To-do: Week Starting Thursday, August 19: MUFF, Russian Resurrection, Indonesian Film Festival

Only a couple of weeks after the end of MIFF, and another barrage of potentially-somewhat-interesting film events is upon us. The Melbourne Underground Film Festival kicks off on Friday, with an opening night screening of El Monstro del Mar, directed by Stuart Simpson, who MUFF claims is “a major new player in Australian genre cinema.” Rather surprisingly, this opening night screening, along with several others over the course of MUFF, will be happening at the Classic cinema in Elsternwick. The rest of MUFF will be happening at bars in the city. Other events of note at MUFF include a screening of Bruce LaBruce’s L.A. Zombie, which was cancelled at MIFF due to censorship problems, and a “Bret Easton Ellis retrospective,” which will be showing various film adaptations of novels by Ellis.

Friday also sees the opening of what is apparently the fifth annual Indonesian Film Festival, which will be running at ACMI for a week. Opening night film is 7 Hearts, 7 Loves, 7 Women. One of the more interesting films looks to be Shackled Woman, from 1980, which will be screening on Wednesday evening. Wednesday also sees the commencement of this year’s Russian Resurrection festival, which features about twenty new Russian films, along with a fantastic program of classics as part of a “World War II Retrospective,” which includes Andrei Tarkovsky’s Ivan’s Childhood, Mikhail Kalatozov’s The Cranes are Flying and Larissa Shepitko’s The Ascent. Unfortunately, like so many of these national cinema festivals, this is all happening at Palace Cinemas, and mostly at the Como, the bourgeois-est cinema of them all. So just remember, if that Tarkovsky’s getting to be a bit much for you, just lean back in your luxuriant lounge chair and take another sip of wine, and it’ll all be okay…

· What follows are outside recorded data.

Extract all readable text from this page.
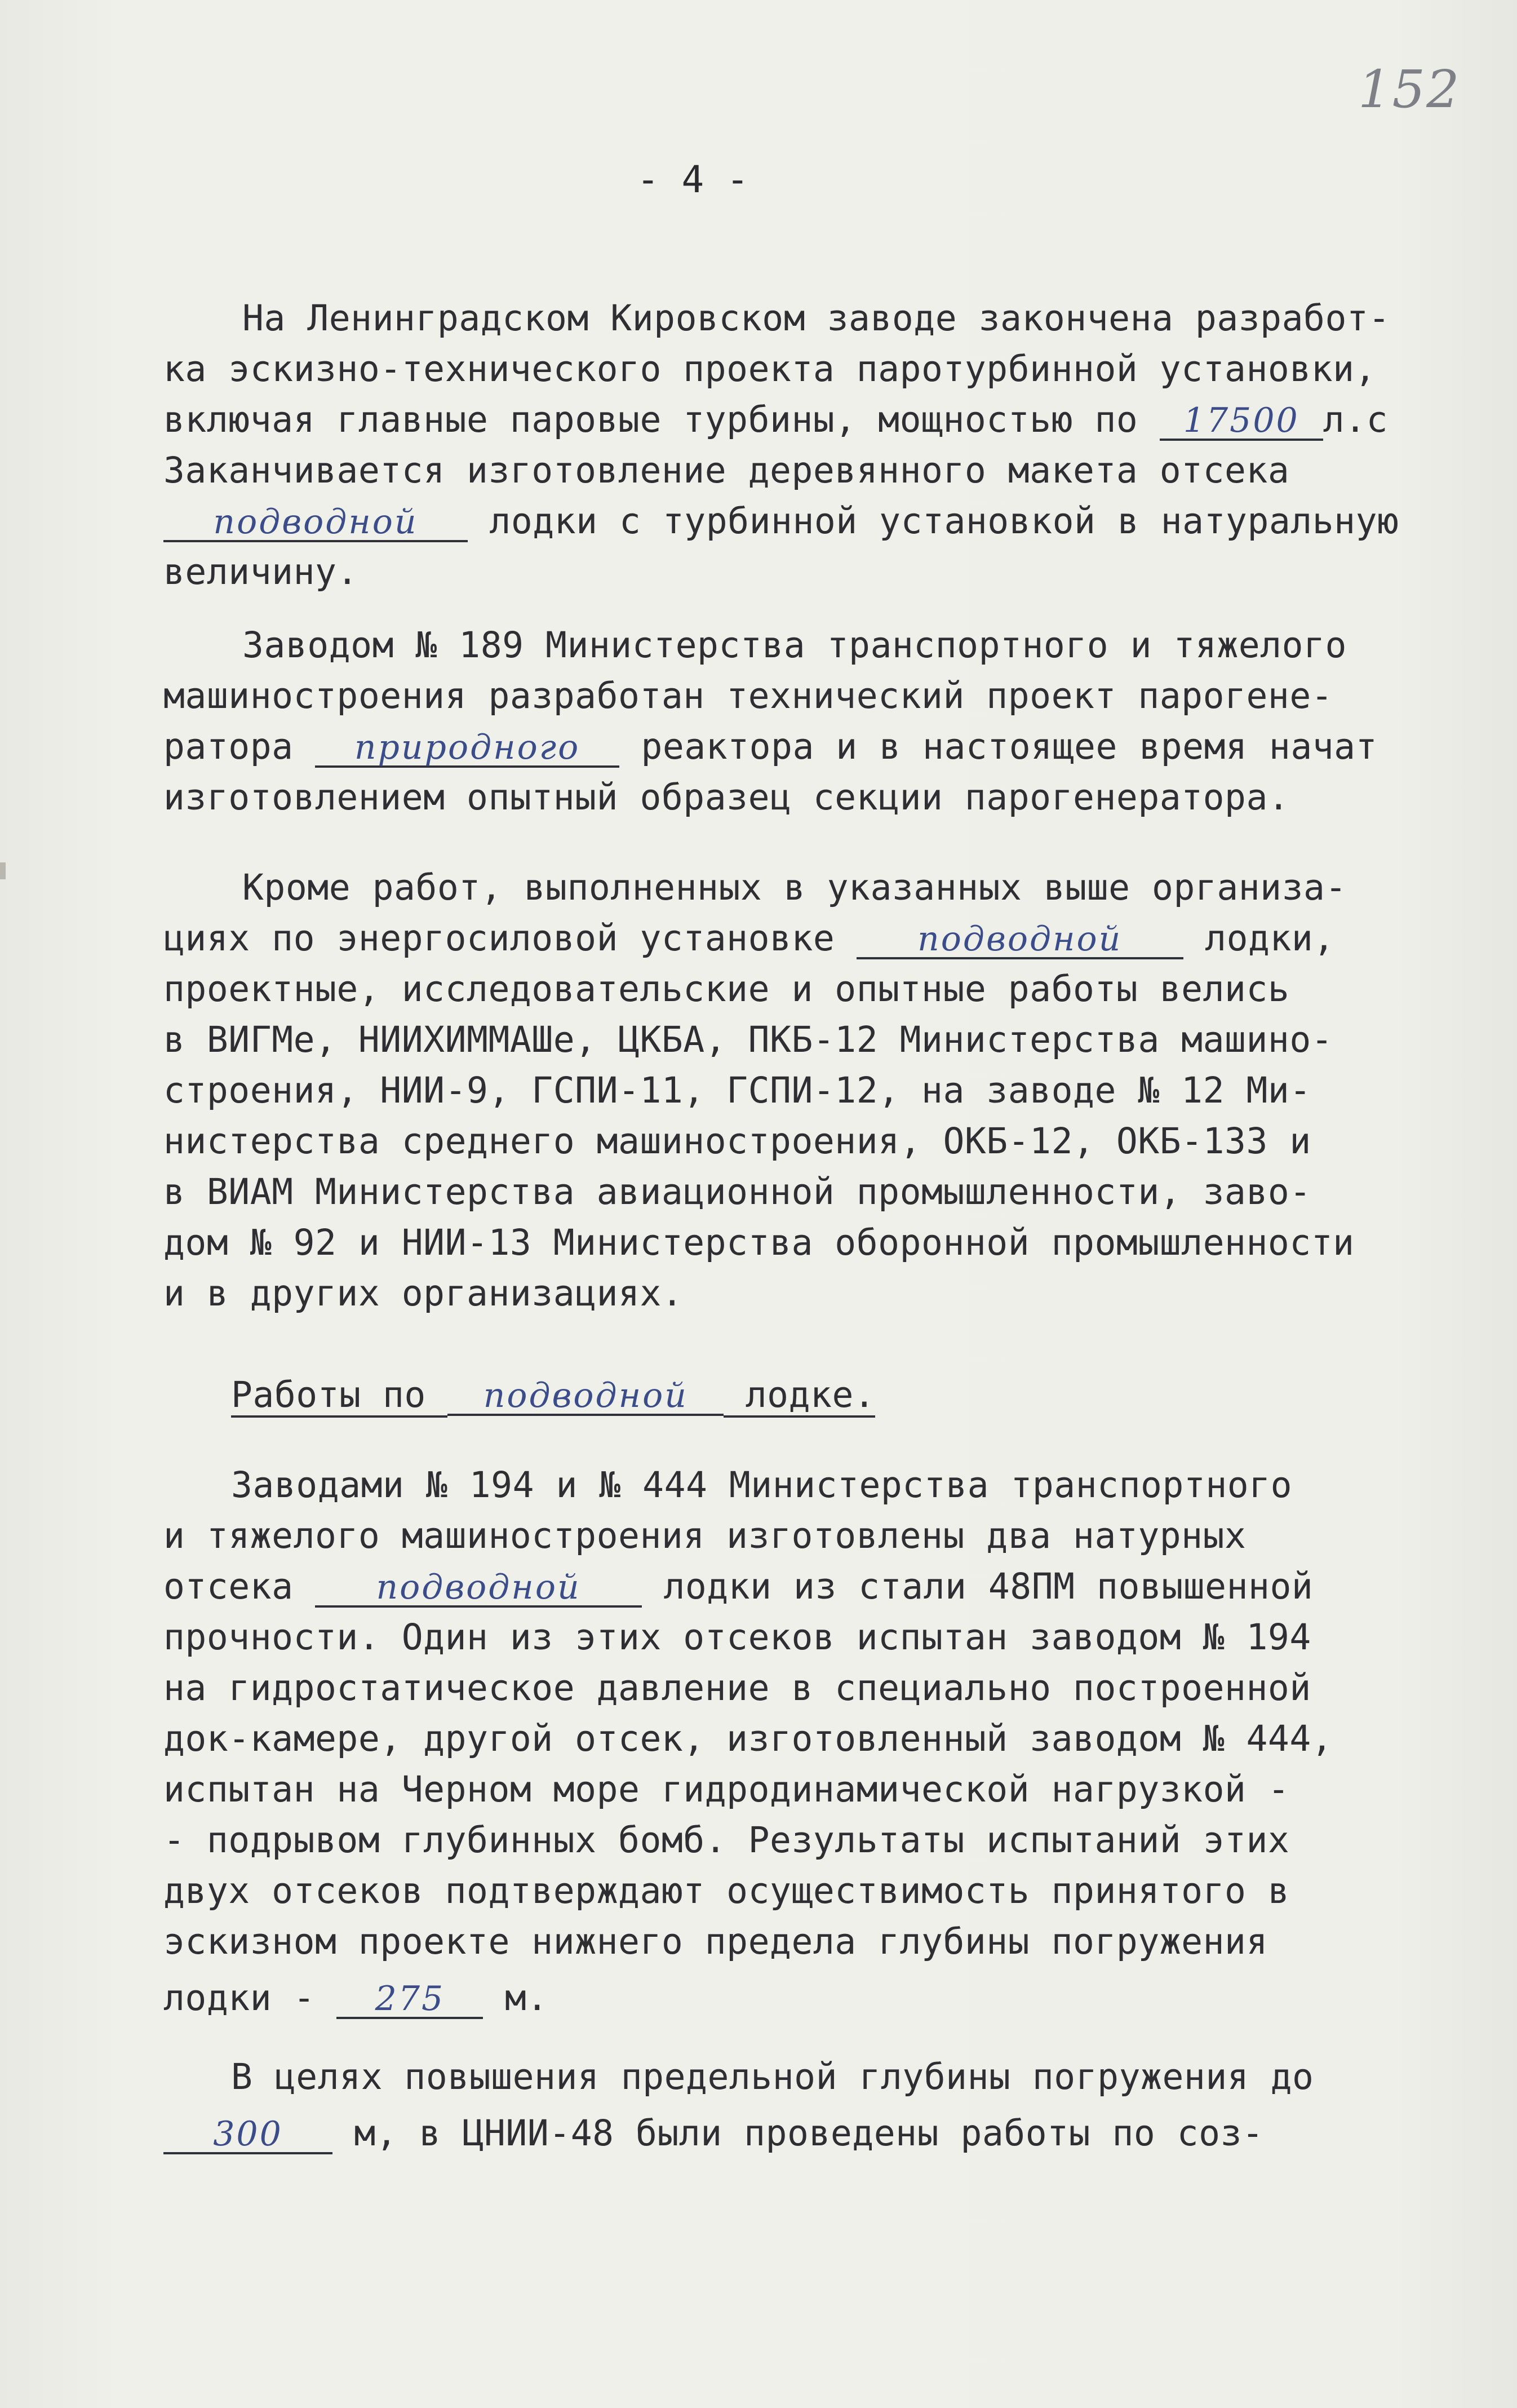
152
- 4 -
На Ленинградском Кировском заводе закончена разработ-
ка эскизно-технического проекта паротурбинной установки,
включая главные паровые турбины, мощностью по 17500 л.с
Заканчивается изготовление деревянного макета отсека
подводной лодки с турбинной установкой в натуральную
величину.
Заводом № 189 Министерства транспортного и тяжелого
машиностроения разработан технический проект парогене-
ратора природного реактора и в настоящее время начат
изготовлением опытный образец секции парогенератора.
Кроме работ, выполненных в указанных выше организа-
циях по энергосиловой установке подводной лодки,
проектные, исследовательские и опытные работы велись
в ВИГМе, НИИХИММАШе, ЦКБА, ПКБ-12 Министерства машино-
строения, НИИ-9, ГСПИ-11, ГСПИ-12, на заводе № 12 Ми-
нистерства среднего машиностроения, ОКБ-12, ОКБ-133 и
в ВИАМ Министерства авиационной промышленности, заво-
дом № 92 и НИИ-13 Министерства оборонной промышленности
и в других организациях.
Работы по подводной лодке.
Заводами № 194 и № 444 Министерства транспортного
и тяжелого машиностроения изготовлены два натурных
отсека подводной лодки из стали 48ПМ повышенной
прочности. Один из этих отсеков испытан заводом № 194
на гидростатическое давление в специально построенной
док-камере, другой отсек, изготовленный заводом № 444,
испытан на Черном море гидродинамической нагрузкой -
- подрывом глубинных бомб. Результаты испытаний этих
двух отсеков подтверждают осуществимость принятого в
эскизном проекте нижнего предела глубины погружения
лодки - 275 м.
В целях повышения предельной глубины погружения до
300 м, в ЦНИИ-48 были проведены работы по соз-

Apart from that, we’ve got Phillip Noyce’s Salt, starring Angelina Jolie, opening on Thursday. The Canadian film Cairo Time, starring Patricia Clarkson, also opens this week. If you haven’t seen them yet, Splice, The Ghost Writer, Greenberg and The Expendables are all hereabouts as well.

5 Comments


  • Jake Wilson
    19/08/10 - 8:56 PM

    Just from curiosity, which is the LEAST bourgeois cinema in Melbourne? Could you rank them in a table?


  • Brad Nguyen
    22/08/10 - 8:36 PM

    Not surprising: Richard Wolstencroft is, of course, showing his own film at the festival, “A sort of travelogue on film making and filmmakers set against the human cost and after math of African civil war and barbarity. Think Werner Herzog meets Vice travel guides meets RW.”

    Amusing: The Melbourne Underground Film Festival is now -on its homepage- Canon presents the Melbourne Underground Film Festival. Not that I think there’s anything wrong with it, but conspicuous corporate sponsorship does make a bit of a dint in that edgy aesthetic that MUFF goes for doesn’t it?


  • Conall Cash
    23/08/10 - 12:02 AM

    There are no rankings, just two kinds of cinemas: the ones that are like hotels (i.e. “art cinemas”), and the ones that are like supermarkets.


  • Jake Wilson
    23/08/10 - 1:05 PM

    I always thought ACMI was like an airport lounge. The Nova is like an upmarket food court.


  • Conall Cash
    23/08/10 - 5:36 PM

    Yeah I’ll agree with both of those, particularly the Nova, that’s quite a fitting description.